Just a few quick thoughts.
One: Musharraf got voted out everywhere. PML-Q - the "King's party" was the only party that ran a campaign on their "record" and its major figures, Chaudhry Shujaat Hussain, Sheikh Rashid, Wasi Zafar etc., were main characters in the Musharraf soap-operatic democracy. They are all voted out on the national scene. I think that the recent economic pains - lack of flour in the market, rising costs of water and electricity - had a lot to do with PLM-Q's defeat.
Two: PPP is the only national party in the country. It won seats in every state. No other party won was able to do that. Much of that has to do with the after-shocks of Benazir Bhutto's assassination but it is also a reflection of how restrictive the ethnic or regional based agendas the rest of the parties have.

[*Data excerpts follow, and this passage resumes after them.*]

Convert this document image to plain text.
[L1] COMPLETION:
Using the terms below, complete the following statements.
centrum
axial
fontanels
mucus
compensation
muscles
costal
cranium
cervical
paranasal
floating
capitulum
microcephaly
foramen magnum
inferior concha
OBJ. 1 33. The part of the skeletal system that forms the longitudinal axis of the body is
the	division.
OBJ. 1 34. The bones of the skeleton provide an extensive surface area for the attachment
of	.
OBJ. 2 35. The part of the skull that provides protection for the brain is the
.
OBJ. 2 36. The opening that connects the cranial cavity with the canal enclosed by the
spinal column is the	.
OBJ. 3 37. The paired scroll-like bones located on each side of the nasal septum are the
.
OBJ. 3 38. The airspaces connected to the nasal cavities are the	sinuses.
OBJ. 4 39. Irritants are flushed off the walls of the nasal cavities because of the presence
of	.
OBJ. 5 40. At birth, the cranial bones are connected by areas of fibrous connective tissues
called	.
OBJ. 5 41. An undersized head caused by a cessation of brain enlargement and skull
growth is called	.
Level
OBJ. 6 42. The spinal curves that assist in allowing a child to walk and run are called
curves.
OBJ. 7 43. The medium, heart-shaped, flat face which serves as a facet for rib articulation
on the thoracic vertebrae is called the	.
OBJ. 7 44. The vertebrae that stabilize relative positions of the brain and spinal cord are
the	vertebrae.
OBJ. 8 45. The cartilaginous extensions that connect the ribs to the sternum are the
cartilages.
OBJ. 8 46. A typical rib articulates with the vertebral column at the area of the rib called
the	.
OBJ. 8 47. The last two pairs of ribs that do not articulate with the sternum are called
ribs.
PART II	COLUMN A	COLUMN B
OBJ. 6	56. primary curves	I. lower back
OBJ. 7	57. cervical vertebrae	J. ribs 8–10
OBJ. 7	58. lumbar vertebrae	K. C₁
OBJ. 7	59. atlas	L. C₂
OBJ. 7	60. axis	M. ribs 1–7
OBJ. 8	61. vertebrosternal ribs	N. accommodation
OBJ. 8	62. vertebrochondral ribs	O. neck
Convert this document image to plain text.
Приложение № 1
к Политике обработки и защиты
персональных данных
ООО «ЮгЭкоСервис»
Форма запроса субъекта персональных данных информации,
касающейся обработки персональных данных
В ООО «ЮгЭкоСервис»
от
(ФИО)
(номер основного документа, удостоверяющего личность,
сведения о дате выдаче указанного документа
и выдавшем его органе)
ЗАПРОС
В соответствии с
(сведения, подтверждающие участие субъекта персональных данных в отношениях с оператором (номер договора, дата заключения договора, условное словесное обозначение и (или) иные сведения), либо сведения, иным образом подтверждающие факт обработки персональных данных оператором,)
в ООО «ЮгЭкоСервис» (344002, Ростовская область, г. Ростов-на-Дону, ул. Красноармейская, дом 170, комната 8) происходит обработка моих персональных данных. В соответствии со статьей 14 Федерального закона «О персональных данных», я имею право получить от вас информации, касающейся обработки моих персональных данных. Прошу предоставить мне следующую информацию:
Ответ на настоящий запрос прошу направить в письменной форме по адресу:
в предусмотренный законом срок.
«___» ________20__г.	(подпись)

Three: No great surprise, the Islamist parties lost - and lost heavily. In the northwestern regions, they lost to the secular, center-left Awami National Party (ANP) by huge margins. This should be a clear sign to the US policy makers that their understanding for Pakistan's possible futures is not the reductive and wrong, Musharraf or Mullah.
I appeared on Chicago Public Radio's Worldview this morning for a brief chat. I think our blog audience may also be interested in hearing my initial thoughts.
Juan Cole has already put up a terrific post and I am hoping we can hear from Barney Rubin soon.